OE4 vaccination could completely protect mice and cotton rats against later infection by standard forms of RSV. In contrast with a chemically inactivated RSV vaccine, OE4 did not result in enhanced lung disease in cotton rats.

Christopher Stobart, PhD, now assistant professor of biology at Butler University, and instructor Christina Rostad, PhD are co-first authors of the paper. Cotton rat studies were performed at Baylor College of Medicine and at Sigmovir Biosystems.

Emory has optioned the vaccine technology to a startup company, Meissa Vaccines, Inc. Moore co-founded and serves as chief scientific officer for Meissa Vaccines, Inc.
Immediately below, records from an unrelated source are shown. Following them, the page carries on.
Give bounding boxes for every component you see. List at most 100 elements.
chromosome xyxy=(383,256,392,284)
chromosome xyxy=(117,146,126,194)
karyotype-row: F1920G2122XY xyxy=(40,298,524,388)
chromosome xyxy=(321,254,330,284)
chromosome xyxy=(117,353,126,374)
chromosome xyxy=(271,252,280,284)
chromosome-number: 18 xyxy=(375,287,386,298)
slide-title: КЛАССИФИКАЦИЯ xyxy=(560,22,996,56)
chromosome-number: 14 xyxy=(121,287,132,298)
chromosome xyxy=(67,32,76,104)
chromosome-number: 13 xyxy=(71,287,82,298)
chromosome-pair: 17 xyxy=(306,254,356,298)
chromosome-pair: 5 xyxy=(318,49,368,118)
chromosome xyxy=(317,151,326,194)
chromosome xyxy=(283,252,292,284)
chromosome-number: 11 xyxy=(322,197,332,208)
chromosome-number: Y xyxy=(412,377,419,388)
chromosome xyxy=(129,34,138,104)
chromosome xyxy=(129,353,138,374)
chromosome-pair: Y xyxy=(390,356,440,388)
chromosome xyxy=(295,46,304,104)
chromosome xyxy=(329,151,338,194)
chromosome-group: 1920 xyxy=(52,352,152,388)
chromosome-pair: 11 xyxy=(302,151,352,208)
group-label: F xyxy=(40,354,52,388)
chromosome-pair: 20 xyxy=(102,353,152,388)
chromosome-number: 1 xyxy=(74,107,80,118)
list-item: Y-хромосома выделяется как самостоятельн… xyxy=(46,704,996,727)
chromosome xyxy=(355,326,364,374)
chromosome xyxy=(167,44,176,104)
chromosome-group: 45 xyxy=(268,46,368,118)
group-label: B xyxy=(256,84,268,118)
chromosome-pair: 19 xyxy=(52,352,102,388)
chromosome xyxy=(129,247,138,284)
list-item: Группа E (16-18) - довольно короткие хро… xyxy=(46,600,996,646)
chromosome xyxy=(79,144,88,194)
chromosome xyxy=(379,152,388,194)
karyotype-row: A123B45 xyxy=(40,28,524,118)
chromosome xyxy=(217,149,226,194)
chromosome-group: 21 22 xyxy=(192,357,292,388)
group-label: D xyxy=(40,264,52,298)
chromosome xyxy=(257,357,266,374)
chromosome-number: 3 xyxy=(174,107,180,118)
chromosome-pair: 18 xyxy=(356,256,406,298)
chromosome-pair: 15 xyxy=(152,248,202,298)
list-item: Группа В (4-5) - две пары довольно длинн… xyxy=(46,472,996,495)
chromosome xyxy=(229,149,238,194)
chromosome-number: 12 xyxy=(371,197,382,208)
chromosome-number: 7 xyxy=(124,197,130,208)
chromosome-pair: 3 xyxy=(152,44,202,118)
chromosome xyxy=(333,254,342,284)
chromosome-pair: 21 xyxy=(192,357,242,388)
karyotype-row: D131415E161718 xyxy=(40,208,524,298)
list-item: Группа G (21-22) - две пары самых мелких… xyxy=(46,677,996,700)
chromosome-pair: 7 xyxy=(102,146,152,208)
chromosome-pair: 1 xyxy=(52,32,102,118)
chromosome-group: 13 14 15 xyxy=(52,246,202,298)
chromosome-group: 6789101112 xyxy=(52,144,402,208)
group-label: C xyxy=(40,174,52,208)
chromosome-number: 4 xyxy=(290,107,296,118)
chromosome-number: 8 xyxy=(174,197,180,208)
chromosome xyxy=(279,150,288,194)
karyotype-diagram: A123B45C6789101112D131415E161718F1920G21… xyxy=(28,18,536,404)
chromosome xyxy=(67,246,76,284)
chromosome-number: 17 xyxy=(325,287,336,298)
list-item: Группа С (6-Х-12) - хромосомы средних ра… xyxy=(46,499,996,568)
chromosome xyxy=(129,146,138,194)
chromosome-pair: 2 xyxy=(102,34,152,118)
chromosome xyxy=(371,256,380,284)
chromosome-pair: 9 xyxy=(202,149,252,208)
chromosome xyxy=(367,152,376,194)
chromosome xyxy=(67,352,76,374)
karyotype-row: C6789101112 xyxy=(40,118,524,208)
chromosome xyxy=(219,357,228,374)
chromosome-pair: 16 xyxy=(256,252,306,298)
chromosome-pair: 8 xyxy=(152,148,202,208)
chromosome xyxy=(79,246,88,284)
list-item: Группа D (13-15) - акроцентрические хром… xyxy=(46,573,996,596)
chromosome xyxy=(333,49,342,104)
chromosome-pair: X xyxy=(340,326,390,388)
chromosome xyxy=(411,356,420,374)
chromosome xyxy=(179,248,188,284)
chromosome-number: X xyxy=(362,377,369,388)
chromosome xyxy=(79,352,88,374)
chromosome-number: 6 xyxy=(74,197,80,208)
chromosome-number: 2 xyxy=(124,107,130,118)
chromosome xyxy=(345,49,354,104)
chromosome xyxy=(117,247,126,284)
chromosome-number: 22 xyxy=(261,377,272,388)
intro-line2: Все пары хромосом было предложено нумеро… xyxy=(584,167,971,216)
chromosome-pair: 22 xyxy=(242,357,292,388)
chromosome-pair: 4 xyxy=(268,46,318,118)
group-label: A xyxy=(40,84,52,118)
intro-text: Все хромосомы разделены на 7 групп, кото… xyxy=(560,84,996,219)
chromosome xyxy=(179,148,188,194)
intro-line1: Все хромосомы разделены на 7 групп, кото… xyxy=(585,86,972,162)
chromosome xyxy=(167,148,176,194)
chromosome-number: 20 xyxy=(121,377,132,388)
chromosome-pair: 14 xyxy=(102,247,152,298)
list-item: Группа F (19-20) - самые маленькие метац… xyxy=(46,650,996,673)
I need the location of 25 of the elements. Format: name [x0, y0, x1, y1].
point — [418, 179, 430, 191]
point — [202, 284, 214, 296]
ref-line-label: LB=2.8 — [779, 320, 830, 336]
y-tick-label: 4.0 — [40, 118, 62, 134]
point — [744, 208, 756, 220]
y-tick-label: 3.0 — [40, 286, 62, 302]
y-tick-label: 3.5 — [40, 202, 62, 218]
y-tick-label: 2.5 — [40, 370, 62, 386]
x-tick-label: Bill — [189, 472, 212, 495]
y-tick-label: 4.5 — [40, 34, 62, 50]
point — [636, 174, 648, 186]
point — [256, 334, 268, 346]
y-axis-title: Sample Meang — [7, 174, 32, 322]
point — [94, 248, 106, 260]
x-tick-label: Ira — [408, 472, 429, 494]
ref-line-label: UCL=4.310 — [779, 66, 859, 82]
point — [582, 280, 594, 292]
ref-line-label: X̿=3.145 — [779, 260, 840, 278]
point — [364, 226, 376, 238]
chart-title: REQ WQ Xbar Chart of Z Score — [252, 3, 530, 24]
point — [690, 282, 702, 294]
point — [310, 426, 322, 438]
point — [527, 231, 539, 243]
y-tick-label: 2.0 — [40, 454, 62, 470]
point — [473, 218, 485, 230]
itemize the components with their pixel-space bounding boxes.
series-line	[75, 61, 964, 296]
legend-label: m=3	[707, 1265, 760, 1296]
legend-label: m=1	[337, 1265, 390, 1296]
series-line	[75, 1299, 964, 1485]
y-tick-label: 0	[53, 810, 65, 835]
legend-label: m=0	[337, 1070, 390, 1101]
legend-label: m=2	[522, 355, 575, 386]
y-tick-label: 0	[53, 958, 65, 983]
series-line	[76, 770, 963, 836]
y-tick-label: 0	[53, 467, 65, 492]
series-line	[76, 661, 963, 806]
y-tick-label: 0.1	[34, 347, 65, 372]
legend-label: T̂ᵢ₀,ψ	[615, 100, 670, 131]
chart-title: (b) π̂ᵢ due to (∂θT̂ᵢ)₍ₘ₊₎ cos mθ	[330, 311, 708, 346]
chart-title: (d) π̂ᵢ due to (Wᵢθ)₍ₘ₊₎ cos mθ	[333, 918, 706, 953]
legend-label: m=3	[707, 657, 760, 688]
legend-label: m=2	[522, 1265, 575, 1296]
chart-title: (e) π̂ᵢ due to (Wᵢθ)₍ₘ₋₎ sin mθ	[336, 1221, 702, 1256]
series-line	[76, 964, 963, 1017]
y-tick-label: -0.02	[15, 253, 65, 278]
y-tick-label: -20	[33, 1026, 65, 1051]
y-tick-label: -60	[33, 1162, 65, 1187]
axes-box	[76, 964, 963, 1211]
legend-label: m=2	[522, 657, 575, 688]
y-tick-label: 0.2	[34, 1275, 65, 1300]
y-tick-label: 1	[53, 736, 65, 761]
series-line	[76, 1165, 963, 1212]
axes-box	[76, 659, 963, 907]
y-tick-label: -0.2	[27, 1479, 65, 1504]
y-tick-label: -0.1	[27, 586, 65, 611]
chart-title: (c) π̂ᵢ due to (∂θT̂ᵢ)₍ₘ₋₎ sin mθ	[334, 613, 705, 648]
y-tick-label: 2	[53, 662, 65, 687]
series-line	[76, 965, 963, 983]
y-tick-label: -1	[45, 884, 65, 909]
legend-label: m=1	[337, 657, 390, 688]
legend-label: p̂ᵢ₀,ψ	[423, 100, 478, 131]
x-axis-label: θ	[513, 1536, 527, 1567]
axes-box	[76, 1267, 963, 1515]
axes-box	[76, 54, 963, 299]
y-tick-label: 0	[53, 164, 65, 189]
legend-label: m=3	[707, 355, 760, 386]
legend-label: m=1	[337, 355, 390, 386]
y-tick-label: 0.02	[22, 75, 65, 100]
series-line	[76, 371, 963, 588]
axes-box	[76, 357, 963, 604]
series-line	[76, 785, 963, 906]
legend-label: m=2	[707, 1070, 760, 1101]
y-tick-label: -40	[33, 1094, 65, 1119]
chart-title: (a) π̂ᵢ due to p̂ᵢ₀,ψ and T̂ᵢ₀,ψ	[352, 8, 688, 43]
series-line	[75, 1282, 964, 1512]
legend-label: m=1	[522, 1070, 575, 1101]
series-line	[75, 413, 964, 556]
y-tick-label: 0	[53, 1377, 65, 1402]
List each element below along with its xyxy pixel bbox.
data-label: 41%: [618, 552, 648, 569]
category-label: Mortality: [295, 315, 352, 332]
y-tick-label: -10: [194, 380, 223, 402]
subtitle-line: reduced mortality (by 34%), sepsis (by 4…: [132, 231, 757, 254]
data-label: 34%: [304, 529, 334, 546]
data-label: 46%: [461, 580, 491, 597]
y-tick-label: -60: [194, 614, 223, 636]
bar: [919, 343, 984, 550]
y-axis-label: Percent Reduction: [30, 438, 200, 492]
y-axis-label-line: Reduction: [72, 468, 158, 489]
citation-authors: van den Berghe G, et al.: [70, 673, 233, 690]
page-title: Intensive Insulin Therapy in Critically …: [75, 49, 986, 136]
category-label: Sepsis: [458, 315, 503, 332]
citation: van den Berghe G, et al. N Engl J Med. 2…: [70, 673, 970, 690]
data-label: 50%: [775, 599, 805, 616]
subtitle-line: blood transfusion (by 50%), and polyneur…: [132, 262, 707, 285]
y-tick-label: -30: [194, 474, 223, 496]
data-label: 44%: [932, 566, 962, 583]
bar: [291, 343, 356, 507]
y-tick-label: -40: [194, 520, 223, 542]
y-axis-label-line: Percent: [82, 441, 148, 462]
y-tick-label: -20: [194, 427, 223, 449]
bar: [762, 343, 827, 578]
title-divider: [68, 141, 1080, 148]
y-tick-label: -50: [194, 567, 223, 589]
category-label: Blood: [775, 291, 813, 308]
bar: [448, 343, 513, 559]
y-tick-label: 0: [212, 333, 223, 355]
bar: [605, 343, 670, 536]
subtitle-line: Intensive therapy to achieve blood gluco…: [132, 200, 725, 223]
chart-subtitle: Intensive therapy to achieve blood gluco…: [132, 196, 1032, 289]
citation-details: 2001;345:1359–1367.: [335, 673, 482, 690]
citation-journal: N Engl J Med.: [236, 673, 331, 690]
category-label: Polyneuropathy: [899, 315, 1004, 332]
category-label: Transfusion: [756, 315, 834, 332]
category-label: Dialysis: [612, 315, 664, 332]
Moore, Stobart, Rostad, and co-authors Anne Hotard and Jia Meng are co-inventors in a patent application describing the RSV vaccine reported in the Nature Communications paper.

The research was supported by the National Institute of Allergy and Infectious Diseases (R01AI087798, R21 AI101775, U19AI095227, T32AI074492), the National Institute of General Medical Sciences (R01 GM114561), the Georgia Research Alliance, the Atlanta Pediatric Scholars program (K12HD072245) and a pilot grant from the Emory/Children’s/Georgia Tech Center for Childhood Infections and Vaccines.